Zur Mitte des vergangenen Jahres lag der Anteil der Flüchtlinge laut IOM in Europa lediglich bei 1,9 Prozent der gesamten Migration. In Schweden mit 7,0 Prozent und Österreich mit 5,3 Prozent lag diese Zahl schon damals deutlich über diesem Schnitt, in der Slowakei (0,4%) oder Ungarn (0,6%) weit darunter. Nicht eingerechnet wurde das zweite Halbjahr 2015, in dem sich der Flüchtlingsstrom aus dem Süden noch deutlich verstärkt hat.

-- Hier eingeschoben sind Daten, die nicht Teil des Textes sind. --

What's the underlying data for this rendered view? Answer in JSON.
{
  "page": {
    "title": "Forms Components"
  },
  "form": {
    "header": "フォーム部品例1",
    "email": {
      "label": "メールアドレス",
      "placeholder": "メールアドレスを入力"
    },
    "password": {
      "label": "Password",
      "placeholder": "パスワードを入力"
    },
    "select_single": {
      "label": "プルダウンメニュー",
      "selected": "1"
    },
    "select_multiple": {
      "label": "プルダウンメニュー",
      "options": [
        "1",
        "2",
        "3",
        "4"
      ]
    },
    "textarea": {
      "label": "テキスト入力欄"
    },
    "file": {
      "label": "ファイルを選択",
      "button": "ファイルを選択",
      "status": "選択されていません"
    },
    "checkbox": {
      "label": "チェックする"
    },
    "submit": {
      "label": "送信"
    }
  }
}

Volkswirtschaftlicher Effekt

Auch wenn es in der Bevölkerung starke Vorbehalte gegen die wachsende Zuwanderung gibt, ist das Phänomen aus volkswirtschaftlicher Sicht positiv zu bewerten. Zuwanderer bringen zusätzliche Produktions- und Kaufkraft ins Land. Allerdings kommt es laut Fassmann darauf an, ob auch tatsächlich jene Menschen aufgenommen werden, die auf dem Arbeitsmarkt gebraucht werden. Als Idealzustand sieht der Vizerektor der Universität Wien eine gezielte Auswahl der Migranten. Dies geschehe in Österreich bereits in kleinem Umfang über die Österreich-Card für besonders nachgefragte Berufsgruppen. Auch die Wanderung innerhalb des EU-Binnenmarkts funktioniert laut dem Migrationsexperten gut, da sie sich an Angebot und Nachfrage orientiere. Das heißt: Es kommen in erster Linie jene Arbeitskräfte, die Aussicht beziehungsweise sogar eine Zusage für einen konkreten Arbeitsplatz haben. Die Befürchtung, dass viele Menschen nur wegen höherer Sozialleistungen in Länder wie Österreich oder Deutschland einwandern, hält Fassmann für übertrieben. „Wer kommt schon wegen einer Mindestsicherung – insbesondere, wenn man diese mit dem hohen Preisniveau in diesen Ländern vergleicht.“

Volkswirtschaftlich problematischer ist die Zuwanderung jedoch bei Fluchtwellen. Es entsteht eine ungesteuerte Migration ohne Auswahl. Hier ist, so Fassmann, „der Effekt deshalb nicht so positiv“. Es müsste zuerst in die Ankommenden investiert werden. Gemeint sind Integrationsmaßnahmen und Schulungen, um sie auf die besonderen Ansprüche des nationalen Arbeitsmarkts vorzubereiten.